What to check: the content matches the upstream value at the time of the call, the file is not empty when the upstream object exists, and cat on a leaf does not recurse into directories. If cat returns a directory listing, your provider is returning children from read-file instead of bytes.

Once ls and cat work, standard tools that compose them also work. This checks that your provider’s path graph is traversable and that file contents are grep-able.

Terminal window
# Walk every open issue under a repo and print its state file
find /omnifs/github/ollama/ollama/_issues/_open -name state -exec cat {} \;
# Find all containers whose inspect.json mentions a specific image
find /omnifs/docker/containers/_running -name inspect.json \
| xargs grep '"Image": "nginx"'
# Ripgrep across all open Linear issues for a keyword
rg "authentication" /omnifs/linear/teams/ENG/issues/_open
# List every DNS record type available for several domains at once
find /omnifs/dns -maxdepth 1 -type d | xargs -I{} ls {}

find exercises recursive lookup-child and list-children calls. rg exercises read-file on every leaf it encounters. If either hangs mid-traversal, a specific path segment is not returning from one of the three ops; run ls on that segment in isolation to narrow it down.

Bulk traversal tools call list-children and read-file on every reachable node. They expose off-by-one errors in child enumeration and incomplete reads.

Terminal window
# Archive a provider subtree to verify complete traversal
tar c /omnifs/github/ollama/ollama/_issues/_open > /tmp/issues.tar
tar t /tmp/issues.tar # every leaf should appear exactly once
# Dry-run rsync to count transferred files
rsync -n -r /omnifs/docker/containers/_running/ /tmp/containers-snapshot/

The host assigns each path a stable inode. Inode numbers must not change between mounts or across upstream renames, because tools like rsync and cp -a use inodes to detect identity.

Terminal window
# Record the inode for a path
stat -f "%i %N" /omnifs/github/ollama/ollama/_issues/_open/12345/title
# Unmount, remount, then stat again
# The inode number must be the same value
stat -f "%i %N" /omnifs/github/ollama/ollama/_issues/_open/12345/title

If the inode changes between mounts, the host cannot derive a stable key from the path segments your provider returns. Verify that your lookup-child responses use deterministic, content-addressed identifiers rather than opaque session tokens.

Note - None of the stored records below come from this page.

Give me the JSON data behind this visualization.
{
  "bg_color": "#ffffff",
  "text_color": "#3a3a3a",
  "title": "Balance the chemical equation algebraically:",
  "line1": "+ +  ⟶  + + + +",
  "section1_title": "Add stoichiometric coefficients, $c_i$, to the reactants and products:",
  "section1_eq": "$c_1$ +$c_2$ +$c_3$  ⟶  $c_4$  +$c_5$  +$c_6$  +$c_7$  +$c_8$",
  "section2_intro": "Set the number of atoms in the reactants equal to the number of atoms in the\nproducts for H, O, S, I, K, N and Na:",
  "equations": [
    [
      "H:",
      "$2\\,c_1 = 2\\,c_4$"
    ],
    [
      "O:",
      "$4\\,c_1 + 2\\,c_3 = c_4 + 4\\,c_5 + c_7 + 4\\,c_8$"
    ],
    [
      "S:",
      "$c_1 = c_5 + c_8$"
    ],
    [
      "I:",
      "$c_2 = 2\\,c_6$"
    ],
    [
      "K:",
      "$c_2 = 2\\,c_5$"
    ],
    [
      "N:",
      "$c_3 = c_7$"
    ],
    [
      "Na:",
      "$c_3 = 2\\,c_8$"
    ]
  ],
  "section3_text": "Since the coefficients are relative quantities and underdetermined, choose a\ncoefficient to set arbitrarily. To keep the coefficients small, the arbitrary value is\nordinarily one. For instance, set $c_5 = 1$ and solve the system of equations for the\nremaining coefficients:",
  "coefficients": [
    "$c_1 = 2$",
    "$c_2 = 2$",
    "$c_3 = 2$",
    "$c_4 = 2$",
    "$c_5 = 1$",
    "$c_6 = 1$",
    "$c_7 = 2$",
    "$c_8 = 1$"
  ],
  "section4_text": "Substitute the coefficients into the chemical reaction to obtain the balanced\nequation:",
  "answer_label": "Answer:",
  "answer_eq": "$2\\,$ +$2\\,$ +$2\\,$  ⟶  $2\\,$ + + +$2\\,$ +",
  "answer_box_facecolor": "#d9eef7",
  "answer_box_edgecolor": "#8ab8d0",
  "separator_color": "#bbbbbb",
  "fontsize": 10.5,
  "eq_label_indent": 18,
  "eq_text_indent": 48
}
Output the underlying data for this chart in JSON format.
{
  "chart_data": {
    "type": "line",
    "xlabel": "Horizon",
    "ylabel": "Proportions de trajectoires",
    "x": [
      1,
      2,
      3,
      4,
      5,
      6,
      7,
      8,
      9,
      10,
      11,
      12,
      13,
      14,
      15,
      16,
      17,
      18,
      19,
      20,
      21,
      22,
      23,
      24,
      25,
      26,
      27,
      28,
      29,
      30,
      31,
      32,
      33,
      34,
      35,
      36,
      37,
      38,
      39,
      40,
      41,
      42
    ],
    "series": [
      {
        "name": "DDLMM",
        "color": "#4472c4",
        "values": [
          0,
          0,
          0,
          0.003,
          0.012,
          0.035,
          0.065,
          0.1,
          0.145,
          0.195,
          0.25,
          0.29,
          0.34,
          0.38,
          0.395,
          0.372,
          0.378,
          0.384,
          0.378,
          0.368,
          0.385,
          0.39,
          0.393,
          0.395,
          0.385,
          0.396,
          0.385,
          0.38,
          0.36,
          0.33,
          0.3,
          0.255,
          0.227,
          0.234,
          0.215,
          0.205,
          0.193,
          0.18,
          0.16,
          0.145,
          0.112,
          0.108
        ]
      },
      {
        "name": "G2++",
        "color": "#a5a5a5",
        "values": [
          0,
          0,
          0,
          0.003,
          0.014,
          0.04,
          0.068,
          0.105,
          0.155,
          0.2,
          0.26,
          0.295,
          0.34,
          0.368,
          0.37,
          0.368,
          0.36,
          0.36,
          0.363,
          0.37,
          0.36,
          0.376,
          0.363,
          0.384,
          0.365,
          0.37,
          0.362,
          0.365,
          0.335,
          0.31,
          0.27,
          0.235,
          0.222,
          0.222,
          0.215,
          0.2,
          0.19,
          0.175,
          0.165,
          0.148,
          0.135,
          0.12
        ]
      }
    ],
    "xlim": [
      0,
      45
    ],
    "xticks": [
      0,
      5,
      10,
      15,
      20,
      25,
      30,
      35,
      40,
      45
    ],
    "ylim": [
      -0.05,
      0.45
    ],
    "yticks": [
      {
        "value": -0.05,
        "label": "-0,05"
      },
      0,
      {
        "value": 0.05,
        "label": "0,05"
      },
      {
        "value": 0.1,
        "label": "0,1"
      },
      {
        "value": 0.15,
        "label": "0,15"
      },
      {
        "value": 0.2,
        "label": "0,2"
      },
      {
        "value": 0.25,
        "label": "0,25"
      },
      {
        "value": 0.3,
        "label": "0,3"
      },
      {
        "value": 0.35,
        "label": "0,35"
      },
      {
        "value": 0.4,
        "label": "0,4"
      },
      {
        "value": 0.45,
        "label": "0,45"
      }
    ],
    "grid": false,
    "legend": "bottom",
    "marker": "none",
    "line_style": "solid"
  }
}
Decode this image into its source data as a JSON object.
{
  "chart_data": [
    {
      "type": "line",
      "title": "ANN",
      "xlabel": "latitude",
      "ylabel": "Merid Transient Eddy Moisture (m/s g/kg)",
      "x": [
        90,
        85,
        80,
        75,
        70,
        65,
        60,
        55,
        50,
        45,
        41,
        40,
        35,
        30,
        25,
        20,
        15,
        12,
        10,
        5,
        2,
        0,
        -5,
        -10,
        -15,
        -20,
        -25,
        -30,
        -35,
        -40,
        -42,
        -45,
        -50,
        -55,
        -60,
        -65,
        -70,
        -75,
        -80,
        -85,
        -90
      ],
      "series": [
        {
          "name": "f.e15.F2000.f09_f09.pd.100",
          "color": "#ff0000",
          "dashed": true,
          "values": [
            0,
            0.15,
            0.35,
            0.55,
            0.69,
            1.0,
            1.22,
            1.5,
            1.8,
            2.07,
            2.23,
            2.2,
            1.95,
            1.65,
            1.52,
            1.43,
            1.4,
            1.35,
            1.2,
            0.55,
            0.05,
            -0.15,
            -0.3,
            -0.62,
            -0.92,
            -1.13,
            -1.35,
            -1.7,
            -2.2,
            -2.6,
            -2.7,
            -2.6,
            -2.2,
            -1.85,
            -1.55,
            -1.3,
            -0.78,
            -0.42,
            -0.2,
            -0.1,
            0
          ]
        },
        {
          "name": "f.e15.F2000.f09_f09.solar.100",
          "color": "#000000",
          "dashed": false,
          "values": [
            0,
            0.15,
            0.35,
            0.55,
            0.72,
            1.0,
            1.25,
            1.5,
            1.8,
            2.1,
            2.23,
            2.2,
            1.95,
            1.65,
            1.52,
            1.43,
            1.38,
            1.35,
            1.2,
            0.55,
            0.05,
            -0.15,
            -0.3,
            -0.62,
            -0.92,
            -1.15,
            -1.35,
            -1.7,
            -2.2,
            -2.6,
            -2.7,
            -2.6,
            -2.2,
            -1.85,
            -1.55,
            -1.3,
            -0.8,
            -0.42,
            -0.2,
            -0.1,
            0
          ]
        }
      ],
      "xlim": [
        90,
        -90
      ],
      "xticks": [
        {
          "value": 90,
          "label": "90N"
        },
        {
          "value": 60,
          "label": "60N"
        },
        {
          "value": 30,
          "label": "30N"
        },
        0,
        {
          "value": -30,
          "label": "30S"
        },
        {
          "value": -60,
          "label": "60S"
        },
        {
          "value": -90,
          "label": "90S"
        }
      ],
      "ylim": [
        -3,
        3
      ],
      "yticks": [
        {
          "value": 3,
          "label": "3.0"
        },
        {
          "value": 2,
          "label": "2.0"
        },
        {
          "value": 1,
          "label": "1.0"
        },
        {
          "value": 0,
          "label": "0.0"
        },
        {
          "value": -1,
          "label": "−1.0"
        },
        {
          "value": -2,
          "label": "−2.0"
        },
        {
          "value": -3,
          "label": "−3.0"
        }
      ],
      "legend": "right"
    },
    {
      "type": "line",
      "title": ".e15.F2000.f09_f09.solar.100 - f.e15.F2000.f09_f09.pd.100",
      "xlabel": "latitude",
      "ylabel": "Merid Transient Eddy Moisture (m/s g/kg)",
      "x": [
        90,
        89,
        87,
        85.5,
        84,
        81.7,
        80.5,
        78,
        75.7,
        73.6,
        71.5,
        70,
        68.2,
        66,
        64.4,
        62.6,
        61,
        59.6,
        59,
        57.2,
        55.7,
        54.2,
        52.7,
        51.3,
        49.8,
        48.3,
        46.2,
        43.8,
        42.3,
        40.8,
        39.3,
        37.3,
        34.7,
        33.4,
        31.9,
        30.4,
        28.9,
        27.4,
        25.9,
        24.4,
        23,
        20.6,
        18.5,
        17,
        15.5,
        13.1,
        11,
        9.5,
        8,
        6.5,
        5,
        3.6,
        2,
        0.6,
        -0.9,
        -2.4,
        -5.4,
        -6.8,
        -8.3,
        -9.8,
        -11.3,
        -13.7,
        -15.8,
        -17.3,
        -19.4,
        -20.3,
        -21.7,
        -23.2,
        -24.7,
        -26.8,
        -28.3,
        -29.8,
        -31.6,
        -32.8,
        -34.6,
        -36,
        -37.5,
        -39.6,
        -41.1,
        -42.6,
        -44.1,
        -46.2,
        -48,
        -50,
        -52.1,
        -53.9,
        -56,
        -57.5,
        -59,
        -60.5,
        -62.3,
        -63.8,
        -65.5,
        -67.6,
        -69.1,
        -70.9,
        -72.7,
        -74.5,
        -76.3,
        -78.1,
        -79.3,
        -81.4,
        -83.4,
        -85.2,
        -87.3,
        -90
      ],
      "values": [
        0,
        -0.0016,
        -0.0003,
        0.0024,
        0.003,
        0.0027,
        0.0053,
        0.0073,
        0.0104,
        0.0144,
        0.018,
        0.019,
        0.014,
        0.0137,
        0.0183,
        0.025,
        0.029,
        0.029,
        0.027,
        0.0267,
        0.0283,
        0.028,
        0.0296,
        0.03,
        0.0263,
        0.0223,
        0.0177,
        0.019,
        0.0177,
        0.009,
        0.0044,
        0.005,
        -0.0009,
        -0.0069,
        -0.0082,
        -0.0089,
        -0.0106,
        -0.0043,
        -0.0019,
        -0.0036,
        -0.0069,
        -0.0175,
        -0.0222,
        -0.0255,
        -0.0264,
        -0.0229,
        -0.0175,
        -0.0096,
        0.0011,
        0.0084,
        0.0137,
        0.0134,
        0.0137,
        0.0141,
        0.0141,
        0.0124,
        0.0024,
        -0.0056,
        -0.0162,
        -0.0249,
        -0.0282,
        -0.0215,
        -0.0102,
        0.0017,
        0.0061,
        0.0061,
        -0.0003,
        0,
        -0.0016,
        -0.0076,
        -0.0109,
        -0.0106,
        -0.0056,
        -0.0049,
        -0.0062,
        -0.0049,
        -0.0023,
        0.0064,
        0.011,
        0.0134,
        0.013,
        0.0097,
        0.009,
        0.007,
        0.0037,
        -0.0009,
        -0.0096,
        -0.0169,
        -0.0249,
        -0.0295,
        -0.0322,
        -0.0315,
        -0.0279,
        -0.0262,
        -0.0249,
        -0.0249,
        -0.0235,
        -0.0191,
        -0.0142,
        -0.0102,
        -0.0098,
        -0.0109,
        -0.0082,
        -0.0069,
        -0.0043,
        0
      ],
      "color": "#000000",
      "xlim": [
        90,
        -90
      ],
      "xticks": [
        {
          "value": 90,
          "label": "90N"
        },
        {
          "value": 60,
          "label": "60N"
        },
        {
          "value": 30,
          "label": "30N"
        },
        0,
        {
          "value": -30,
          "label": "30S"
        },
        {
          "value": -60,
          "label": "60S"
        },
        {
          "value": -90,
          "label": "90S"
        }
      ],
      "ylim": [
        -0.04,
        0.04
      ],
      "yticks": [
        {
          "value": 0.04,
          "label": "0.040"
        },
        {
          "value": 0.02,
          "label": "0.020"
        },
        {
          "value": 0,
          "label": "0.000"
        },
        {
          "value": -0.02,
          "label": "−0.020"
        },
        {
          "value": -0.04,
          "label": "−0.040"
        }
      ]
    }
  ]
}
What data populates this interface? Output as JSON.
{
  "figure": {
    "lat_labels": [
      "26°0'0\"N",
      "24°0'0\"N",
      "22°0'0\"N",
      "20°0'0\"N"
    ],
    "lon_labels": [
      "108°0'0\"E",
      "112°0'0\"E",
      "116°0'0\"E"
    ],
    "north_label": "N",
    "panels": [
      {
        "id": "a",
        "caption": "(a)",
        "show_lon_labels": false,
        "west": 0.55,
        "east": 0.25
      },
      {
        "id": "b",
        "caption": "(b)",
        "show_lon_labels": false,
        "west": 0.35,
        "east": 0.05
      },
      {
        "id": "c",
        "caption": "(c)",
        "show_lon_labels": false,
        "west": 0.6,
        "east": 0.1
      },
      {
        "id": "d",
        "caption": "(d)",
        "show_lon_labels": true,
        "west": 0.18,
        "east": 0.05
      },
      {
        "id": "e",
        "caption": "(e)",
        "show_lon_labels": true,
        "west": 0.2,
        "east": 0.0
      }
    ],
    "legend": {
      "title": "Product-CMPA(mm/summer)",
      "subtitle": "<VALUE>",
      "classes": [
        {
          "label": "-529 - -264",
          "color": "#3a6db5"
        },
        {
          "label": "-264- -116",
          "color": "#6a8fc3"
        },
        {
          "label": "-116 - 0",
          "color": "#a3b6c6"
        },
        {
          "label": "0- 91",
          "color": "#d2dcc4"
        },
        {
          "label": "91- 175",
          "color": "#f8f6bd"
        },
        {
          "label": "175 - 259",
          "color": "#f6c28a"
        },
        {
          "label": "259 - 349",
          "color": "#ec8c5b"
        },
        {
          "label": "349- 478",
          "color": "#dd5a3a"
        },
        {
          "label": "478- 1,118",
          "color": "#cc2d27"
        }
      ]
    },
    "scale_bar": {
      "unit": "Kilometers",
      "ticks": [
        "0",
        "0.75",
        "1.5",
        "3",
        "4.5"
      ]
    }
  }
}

A correct provider signals absence through its return type, not through a panic or a byte-level error message in the file content.

Terminal window
# A path that does not exist should produce a normal ENOENT
cat /omnifs/github/ollama/ollama/_issues/_open/999999999/title
# Expected: cat: /omnifs/.../title: No such file or directory
# A leaf read should not return bytes that look like an error object
cat /omnifs/docker/containers/by-name/no-such-container/state
# Expected: ENOENT, not {"error":"container not found"}

If your provider embeds error strings in file content, downstream tools (grep, jq, scripts) will silently treat the error as data. Return an empty option from read-file to let the host map it to ENOENT.

Terminal window
ls /omnifs/github/yourname/yourrepo \
&& cat /omnifs/github/yourname/yourrepo/_issues/_open/1/title \
&& echo "list-children and read-file: ok"

If both calls succeed and the output matches the upstream source, the provider satisfies the contract. There is no additional test runner to install.